The Legibility Trap
About This Sketch
Particles trace complex paths through a Perlin noise flow field — rich, continuous, impossible to fully capture. A grid of arrows periodically fades in, sampling the same field at discrete points and rendering it as simple directional markers. As the arrows grow prominent, the particles recede. When the arrows fade, the flow returns. The two representations breathe in opposition: the living knowledge and its legible approximation, each briefly dominant, neither complete.
Algorithm
Two representations of the same underlying system oscillate in visibility.

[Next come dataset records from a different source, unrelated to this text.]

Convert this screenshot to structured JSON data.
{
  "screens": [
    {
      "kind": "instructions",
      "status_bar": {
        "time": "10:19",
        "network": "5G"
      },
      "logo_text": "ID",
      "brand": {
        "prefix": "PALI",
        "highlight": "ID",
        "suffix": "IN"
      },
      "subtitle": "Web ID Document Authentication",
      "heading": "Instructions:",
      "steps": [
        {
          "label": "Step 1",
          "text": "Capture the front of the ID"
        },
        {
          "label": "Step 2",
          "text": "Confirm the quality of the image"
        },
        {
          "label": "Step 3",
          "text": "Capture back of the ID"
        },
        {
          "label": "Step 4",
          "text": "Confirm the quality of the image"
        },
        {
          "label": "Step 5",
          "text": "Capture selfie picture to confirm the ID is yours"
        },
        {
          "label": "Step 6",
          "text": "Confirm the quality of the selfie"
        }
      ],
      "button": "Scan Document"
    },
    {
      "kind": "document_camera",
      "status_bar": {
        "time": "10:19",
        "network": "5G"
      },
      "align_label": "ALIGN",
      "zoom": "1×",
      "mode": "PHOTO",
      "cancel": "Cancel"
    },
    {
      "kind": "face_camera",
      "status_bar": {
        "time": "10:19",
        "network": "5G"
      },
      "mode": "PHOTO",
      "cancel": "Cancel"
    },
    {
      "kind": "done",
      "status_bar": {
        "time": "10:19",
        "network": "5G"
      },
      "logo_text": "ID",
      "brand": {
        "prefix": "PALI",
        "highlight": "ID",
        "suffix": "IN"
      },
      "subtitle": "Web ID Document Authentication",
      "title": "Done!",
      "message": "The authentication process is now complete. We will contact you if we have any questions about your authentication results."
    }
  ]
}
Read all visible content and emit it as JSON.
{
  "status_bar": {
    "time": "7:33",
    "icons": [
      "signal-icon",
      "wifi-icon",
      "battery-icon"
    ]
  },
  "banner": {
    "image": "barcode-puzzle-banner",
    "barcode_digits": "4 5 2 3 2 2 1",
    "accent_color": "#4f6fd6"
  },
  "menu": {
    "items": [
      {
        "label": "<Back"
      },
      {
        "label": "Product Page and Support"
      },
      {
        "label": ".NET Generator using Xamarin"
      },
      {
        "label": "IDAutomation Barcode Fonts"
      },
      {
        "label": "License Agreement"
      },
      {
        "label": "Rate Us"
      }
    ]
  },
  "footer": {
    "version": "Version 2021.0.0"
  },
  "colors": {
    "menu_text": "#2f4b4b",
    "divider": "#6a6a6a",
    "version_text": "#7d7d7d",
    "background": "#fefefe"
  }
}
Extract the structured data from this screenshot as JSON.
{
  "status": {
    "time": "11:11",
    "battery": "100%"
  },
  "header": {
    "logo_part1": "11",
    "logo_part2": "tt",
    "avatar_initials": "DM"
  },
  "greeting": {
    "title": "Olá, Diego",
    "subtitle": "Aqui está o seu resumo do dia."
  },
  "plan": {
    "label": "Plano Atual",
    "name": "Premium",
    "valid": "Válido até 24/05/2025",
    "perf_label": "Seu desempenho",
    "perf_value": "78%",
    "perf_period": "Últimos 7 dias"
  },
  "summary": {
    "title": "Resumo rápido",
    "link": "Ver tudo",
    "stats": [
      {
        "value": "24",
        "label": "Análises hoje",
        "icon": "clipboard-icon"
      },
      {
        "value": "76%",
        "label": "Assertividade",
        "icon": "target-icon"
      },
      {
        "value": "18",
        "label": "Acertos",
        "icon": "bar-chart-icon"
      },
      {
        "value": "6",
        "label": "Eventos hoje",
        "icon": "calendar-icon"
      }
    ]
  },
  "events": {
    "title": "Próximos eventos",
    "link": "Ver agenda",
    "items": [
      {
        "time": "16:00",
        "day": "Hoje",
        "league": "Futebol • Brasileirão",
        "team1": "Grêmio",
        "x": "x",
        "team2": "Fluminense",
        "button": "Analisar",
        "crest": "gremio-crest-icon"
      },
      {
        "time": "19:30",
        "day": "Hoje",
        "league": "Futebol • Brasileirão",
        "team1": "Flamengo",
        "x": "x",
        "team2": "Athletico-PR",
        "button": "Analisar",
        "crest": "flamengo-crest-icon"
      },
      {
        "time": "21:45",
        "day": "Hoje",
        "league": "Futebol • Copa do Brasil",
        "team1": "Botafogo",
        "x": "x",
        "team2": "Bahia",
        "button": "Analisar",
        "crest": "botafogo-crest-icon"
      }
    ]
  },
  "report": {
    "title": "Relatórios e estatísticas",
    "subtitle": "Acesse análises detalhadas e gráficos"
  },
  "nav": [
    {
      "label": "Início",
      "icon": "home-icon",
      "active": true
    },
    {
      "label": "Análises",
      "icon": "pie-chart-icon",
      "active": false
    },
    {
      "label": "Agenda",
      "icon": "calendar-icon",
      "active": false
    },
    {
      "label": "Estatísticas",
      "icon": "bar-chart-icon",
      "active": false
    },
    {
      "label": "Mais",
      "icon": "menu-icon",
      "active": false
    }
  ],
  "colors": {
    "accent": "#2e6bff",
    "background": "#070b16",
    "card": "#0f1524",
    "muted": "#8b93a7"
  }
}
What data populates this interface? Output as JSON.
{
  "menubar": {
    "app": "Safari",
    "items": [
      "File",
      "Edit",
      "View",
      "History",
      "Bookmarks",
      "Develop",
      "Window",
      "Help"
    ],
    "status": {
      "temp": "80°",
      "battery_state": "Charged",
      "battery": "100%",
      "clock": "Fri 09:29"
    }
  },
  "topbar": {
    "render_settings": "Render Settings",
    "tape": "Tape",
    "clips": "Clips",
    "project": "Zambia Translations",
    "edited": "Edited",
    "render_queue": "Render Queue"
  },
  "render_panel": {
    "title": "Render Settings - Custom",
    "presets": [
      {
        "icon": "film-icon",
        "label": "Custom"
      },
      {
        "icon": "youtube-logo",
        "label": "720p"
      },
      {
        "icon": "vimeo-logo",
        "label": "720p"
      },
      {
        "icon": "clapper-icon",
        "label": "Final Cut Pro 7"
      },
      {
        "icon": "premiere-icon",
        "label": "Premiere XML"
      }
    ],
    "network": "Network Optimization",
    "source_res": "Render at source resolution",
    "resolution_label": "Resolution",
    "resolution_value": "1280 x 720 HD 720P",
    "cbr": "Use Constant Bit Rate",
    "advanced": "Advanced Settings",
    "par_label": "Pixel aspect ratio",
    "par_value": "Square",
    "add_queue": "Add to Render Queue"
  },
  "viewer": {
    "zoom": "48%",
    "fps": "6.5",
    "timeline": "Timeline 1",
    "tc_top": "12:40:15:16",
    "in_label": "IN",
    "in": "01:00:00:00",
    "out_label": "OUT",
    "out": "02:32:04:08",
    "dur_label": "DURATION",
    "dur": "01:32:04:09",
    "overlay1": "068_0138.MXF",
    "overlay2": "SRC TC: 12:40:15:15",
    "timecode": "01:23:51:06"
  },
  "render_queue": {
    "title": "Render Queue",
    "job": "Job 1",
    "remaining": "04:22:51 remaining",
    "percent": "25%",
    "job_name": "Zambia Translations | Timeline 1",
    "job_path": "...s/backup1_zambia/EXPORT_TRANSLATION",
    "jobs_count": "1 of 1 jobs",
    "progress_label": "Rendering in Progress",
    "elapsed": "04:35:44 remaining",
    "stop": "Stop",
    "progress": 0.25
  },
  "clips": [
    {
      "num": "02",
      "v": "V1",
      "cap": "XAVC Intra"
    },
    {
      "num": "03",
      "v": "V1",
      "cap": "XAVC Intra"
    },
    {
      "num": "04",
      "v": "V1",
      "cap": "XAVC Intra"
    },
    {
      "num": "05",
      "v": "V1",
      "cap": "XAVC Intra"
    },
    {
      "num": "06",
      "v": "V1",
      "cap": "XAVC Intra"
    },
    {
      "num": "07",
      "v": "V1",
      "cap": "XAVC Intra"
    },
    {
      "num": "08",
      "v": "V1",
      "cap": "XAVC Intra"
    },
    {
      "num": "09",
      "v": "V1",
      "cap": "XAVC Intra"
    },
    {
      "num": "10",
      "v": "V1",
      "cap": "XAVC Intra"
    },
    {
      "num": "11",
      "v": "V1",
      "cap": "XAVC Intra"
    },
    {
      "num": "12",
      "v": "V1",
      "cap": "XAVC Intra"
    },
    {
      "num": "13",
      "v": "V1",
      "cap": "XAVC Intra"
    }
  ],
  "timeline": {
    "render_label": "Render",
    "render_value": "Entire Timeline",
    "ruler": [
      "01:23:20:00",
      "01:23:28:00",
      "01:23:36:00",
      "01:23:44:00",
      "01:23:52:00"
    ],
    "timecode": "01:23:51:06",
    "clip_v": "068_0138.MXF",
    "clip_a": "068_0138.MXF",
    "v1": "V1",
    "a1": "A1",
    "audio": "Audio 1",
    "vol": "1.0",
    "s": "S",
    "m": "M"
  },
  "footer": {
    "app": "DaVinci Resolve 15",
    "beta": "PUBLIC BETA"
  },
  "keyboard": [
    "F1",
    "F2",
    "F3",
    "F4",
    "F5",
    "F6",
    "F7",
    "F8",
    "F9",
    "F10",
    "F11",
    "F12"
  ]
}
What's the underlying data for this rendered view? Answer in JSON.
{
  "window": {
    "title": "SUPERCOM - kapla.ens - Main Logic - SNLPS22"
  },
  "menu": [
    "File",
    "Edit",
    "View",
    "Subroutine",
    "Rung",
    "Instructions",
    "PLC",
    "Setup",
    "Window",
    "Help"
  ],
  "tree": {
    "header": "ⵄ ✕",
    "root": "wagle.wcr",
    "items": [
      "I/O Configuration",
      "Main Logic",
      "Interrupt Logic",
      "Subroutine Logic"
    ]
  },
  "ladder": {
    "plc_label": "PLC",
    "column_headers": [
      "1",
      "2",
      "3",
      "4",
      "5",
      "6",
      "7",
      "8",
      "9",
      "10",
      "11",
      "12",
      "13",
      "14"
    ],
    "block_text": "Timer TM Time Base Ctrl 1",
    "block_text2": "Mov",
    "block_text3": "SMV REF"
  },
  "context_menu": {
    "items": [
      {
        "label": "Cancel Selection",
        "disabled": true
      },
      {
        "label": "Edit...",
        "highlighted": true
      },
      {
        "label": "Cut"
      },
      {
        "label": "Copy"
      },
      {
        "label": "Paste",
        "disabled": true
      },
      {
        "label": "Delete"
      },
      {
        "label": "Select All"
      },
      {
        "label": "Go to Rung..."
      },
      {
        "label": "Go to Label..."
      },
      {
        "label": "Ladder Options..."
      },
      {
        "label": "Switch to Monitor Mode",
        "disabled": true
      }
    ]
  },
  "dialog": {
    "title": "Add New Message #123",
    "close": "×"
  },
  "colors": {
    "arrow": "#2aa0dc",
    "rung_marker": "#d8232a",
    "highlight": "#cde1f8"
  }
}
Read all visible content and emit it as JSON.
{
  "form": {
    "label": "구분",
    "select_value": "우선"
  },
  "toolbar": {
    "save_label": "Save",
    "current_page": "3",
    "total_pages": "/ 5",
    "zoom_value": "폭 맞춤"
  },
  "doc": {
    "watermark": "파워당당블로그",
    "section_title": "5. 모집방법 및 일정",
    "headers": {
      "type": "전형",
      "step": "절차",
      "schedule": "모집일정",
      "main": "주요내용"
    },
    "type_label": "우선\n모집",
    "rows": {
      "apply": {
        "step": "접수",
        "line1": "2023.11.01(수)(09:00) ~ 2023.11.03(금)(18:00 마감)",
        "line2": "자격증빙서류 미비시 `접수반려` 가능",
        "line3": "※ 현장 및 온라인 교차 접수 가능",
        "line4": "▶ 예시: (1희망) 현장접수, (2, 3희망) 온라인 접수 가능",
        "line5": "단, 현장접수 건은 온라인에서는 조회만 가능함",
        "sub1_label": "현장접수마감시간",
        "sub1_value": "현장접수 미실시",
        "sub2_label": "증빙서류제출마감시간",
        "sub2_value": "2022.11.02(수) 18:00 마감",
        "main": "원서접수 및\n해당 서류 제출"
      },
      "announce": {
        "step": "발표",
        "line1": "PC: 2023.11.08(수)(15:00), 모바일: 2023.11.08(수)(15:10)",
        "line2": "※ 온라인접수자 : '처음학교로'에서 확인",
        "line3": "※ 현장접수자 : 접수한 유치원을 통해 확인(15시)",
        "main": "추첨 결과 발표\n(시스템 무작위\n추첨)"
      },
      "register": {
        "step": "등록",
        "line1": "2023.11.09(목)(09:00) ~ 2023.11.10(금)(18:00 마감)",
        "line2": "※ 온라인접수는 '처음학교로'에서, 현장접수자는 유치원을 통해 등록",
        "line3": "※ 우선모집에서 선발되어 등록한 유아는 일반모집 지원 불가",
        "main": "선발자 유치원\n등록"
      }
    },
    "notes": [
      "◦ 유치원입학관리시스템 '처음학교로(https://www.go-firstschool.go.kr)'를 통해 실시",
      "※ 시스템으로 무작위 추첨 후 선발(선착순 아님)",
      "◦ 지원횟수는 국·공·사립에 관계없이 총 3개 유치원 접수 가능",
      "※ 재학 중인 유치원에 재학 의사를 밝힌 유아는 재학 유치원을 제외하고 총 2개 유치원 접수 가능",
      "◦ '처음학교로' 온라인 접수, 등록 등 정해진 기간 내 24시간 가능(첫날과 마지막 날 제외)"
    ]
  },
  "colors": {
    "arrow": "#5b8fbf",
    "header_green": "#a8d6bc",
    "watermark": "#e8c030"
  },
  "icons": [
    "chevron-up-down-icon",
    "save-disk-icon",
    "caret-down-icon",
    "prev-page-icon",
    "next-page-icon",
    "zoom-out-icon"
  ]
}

Particles flow through a Perlin noise field, tracing complex, unpredictable paths that
encode the full richness of the field. A sparse grid of arrows samples that same field
at fixed points and displays simplified directional arrows. As the arrow grid fades in,
the particles fade out — the documentation displacing the knowledge. When the arrows
fade, the particles reassert themselves.
This sketch accompanies the blog post "The Legibility Trap" and visualizes the gap
between tacit expertise (the flowing particles) and its documented approximation
(the arrow grid).
Pseudocode
SETUP:
Initialize canvas (400x300)
Seed 230 particles at random positions with zero velocity
DRAW (every frame):
Get current theme colors
Soft-fade background (trail effect)
Advance time counter
Compute arrowPhase = oscillating 0->1->0 (~18s period)
FOR each particle:
Sample Perlin noise at particle position + time offset
Convert noise to angle; steer particle velocity toward that angle
Move particle; wrap at canvas edges
Respawn particle if age exceeds lifetime
Draw particle with alpha scaled by arrowPhase (fades when arrows dominate)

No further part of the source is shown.